La Asociación Abuelas de Plaza de Mayo confirmó este lunes la restitución del nieto número 140, hijo de Graciela Romero y Raúl Eugenio Metz, nacido en abril de 1977 mientras su madre se encontraba secuestrada en el centro clandestino de detención “La Escuelita”, en Bahía Blanca, durante la última dictadura cívico-militar.
La noticia fue anunciada en una conferencia de prensa realizada en la Casa por la Identidad del Espacio Memoria y Derechos Humanos (ex ESMA), con la presencia de Estela de Carlotto, presidenta de Abuelas, quien celebró este nuevo logro en la incansable búsqueda por la verdad y la justicia.
“Es un bálsamo en medio de circunstancias difíciles”, expresó con emoción, y agradeció poder seguir adelante con claridad y fuerza, honrando la memoria de las abuelas que ya no están, el acompañamiento del equipo de trabajo y el compromiso de los nietos y nietas restituidos.
Durante el acto también tomó la palabra Adriana, hermana del nieto restituido, quien tenía apenas un año cuando su madre dio a luz en cautiverio. Nunca abandonó la búsqueda. La familia había sido secuestrada en Cutral Co, provincia de Neuquén, y luego trasladada a Bahía Blanca, donde Graciela dio a luz en condiciones de absoluta clandestinidad. Desde entonces, tanto ella como Raúl Metz permanecen desaparecidos y se presume que fueron asesinados poco tiempo después del parto.
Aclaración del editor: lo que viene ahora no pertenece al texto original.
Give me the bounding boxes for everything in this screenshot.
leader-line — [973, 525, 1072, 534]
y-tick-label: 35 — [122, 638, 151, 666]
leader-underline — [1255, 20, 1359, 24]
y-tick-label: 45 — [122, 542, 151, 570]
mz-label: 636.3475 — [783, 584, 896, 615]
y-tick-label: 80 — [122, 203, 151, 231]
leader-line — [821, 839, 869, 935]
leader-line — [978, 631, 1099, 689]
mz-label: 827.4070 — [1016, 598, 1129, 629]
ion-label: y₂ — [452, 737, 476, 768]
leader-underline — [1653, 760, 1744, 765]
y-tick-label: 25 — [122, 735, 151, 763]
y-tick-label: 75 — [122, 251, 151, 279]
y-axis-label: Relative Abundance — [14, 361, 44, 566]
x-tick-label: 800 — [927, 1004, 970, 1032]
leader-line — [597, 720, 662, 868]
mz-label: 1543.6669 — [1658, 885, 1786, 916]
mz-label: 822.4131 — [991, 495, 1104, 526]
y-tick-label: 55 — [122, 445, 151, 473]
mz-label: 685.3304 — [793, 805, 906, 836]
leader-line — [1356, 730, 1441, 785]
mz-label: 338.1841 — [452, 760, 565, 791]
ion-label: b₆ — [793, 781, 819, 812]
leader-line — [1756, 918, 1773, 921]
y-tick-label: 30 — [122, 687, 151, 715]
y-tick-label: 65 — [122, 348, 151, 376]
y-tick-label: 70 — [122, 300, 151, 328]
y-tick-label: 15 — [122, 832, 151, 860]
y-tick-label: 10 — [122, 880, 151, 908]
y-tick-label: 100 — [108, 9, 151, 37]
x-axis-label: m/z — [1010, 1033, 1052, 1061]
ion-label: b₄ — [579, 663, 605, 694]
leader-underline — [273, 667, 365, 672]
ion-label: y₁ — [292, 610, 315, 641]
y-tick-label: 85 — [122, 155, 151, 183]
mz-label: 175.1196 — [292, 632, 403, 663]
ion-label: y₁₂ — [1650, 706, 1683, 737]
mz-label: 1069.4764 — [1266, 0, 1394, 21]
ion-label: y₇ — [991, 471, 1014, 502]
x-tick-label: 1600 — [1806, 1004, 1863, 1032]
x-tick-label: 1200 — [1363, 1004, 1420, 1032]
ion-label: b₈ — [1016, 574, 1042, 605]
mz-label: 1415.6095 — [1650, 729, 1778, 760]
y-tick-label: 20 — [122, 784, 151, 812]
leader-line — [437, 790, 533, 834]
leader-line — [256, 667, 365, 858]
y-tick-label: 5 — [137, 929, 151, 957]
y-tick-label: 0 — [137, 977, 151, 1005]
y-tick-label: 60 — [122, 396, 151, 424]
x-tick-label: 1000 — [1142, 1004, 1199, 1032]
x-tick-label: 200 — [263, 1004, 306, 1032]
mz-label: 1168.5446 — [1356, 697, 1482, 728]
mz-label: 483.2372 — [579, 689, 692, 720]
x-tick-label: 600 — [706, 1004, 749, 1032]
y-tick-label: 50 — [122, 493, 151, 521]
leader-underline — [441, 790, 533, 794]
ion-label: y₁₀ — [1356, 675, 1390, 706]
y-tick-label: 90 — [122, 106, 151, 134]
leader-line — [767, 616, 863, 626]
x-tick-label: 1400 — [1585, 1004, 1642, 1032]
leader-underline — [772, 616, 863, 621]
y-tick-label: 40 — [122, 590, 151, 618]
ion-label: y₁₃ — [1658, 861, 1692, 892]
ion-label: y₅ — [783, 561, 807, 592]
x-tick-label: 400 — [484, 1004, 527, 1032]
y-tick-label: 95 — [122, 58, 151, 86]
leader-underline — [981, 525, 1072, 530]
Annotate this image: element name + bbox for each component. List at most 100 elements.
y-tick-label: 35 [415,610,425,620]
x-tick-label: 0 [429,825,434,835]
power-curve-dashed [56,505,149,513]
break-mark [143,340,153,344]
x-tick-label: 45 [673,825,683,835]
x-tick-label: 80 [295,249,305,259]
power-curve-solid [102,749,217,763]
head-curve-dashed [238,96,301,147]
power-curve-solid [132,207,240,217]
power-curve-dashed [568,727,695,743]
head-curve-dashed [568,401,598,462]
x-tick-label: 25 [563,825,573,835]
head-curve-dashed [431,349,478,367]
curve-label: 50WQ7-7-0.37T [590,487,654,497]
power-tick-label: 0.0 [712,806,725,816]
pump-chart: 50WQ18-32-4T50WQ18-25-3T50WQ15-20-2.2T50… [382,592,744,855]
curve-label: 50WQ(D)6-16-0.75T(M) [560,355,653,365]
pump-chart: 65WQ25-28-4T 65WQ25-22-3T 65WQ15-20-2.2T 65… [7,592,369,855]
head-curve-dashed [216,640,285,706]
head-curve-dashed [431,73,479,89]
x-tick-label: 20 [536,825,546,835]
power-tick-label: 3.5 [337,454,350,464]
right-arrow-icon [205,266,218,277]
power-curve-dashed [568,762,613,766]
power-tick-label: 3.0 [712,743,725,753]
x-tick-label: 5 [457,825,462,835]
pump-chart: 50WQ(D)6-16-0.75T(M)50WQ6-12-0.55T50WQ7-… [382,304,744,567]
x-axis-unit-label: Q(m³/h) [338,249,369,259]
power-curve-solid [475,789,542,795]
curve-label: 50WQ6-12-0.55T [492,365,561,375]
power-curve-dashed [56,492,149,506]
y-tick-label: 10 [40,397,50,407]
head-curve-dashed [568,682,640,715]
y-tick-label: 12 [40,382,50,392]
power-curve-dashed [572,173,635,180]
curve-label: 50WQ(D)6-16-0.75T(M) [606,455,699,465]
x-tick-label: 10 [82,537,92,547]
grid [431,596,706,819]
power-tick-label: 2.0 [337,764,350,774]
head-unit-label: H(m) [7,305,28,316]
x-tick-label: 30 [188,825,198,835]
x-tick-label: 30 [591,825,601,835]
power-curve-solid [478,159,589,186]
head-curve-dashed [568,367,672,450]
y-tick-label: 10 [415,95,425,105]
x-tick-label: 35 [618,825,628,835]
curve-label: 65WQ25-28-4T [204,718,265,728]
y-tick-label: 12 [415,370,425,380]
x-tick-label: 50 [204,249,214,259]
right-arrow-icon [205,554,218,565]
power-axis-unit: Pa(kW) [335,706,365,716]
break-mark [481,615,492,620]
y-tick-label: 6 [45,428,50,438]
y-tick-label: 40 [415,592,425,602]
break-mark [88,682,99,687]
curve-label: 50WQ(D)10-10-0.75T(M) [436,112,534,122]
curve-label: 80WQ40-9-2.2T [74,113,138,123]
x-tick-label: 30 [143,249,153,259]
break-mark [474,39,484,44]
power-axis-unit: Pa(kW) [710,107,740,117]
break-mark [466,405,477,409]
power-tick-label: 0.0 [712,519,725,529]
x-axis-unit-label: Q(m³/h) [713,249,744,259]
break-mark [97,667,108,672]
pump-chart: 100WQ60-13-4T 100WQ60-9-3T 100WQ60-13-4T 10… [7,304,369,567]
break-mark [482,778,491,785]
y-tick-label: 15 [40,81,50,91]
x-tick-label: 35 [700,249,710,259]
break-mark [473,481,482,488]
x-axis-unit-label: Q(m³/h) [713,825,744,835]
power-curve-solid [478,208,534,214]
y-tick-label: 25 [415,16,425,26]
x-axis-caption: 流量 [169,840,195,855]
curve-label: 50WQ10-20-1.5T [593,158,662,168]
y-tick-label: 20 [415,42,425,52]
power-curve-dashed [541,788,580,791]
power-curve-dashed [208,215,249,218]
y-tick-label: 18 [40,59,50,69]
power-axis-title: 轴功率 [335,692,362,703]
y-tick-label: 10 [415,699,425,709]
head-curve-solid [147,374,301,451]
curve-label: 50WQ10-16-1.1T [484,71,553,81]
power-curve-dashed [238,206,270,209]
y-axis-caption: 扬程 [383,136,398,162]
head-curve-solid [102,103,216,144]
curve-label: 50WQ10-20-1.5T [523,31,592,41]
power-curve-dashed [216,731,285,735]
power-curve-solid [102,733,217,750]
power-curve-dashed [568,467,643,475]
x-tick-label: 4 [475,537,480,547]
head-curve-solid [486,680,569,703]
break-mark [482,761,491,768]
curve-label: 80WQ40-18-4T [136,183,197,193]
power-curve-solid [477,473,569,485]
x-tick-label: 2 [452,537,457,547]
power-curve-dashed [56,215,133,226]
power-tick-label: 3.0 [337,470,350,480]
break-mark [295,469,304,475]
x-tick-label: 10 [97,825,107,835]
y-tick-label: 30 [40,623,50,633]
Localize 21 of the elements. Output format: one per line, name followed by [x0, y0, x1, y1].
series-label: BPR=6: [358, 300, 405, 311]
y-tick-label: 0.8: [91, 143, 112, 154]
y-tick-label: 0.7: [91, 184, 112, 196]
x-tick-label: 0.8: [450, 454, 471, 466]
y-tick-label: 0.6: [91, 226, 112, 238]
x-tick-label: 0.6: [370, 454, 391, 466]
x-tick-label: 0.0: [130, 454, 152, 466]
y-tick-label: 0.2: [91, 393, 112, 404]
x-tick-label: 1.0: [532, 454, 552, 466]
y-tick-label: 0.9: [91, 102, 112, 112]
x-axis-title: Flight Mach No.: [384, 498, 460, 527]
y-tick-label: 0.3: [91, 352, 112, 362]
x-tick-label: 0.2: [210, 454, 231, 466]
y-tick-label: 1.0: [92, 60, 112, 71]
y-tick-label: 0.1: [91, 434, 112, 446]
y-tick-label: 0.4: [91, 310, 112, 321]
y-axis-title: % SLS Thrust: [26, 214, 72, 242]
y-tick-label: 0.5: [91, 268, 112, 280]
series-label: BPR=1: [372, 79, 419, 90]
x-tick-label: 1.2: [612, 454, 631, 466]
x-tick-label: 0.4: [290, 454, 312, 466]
Adriana fue criada por sus abuelos paternos, Oscar y Elisa. Esta última fue una de las mujeres que integró los inicios del movimiento de Abuelas de Plaza de Mayo, convirtiéndose en una de las tantas luchadoras por la recuperación de los niños y niñas apropiados durante la dictadura.
Durante la conferencia, se reconoció también la labor de la Comisión Nacional por el Derecho a la Identidad (CONADI), cuyo trabajo fue clave en esta restitución. A pesar de la falta de recursos y condiciones adversas, sus equipos siguen trabajando con firmeza por el derecho a la identidad.
“Con esta restitución reafirmamos que nuestros nietos y nietas están entre nosotros. Los vamos a encontrar. Llevamos 47 años de búsqueda y vamos a seguir hasta encontrarlos a todos”, concluyó Estela de Carlotto.